Alcy has prejudices she must face, and it isn’t because she’s some hateful, haughty, or Godless white person. The novel takes a look at a principle, a reason why human beings sometimes look to dehumanize others: “If we label a whole group savage, we feel justified fulfilling our manifest destiny at their cost.” And as Native Americans in the story approach the Creator in ways that differ from the ways where Alcy has come from, she wonders, “How much of what we call Christian is our own tradition, unrelated to Scripture or morality?”

Indeed, this is a scripture-heavy novel, and I admittedly felt the many end note numbers were distracting. I find them more appropriate for nonfiction and “study flow” than for novels and “story flow,” and had this been a different novel, I likely would’ve thought Alcy’s frequent scripture quoting to be a heavy-handed teaching tactic detracting from story. But, because Scripture as a whole has a central, vital role in the plot, it works.
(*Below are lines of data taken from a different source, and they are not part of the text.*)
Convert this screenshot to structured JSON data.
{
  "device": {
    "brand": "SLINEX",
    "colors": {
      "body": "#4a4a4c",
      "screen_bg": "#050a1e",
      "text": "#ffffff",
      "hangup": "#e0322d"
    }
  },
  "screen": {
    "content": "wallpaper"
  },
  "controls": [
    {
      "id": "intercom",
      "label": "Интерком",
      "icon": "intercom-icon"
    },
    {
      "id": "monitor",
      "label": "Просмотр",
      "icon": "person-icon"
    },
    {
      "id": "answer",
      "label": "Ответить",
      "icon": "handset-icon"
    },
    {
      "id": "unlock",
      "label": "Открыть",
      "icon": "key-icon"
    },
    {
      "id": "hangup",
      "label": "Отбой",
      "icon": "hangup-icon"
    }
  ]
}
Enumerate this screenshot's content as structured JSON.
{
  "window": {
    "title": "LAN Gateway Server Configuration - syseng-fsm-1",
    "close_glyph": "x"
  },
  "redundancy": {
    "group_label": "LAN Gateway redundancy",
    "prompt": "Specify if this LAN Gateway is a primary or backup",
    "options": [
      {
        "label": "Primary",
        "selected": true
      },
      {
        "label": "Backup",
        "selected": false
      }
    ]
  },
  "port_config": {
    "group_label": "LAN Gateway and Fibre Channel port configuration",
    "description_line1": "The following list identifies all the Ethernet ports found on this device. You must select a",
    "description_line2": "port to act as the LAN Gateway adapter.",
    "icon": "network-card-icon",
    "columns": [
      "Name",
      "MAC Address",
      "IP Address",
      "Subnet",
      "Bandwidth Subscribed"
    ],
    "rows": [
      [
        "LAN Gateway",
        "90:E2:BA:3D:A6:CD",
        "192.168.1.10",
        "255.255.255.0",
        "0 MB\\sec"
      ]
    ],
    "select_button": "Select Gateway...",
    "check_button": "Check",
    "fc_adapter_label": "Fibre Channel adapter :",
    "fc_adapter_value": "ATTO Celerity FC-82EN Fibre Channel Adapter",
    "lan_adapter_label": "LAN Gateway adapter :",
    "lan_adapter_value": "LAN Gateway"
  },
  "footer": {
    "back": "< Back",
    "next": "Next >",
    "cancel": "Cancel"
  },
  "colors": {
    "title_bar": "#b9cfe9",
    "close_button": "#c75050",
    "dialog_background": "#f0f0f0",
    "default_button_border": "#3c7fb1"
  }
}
Then, not to mention the romance here, which I found to be riveting and passionate in its simplicity. As much as I love romantic stories, I’m not really one to swoon while reading them, but I might’ve swooned a time or two in this case.

I suppose it would take much longer for me to explain everything I think and grew to love about this book, but I’d highly recommend it to fellow historical ChristFic readers.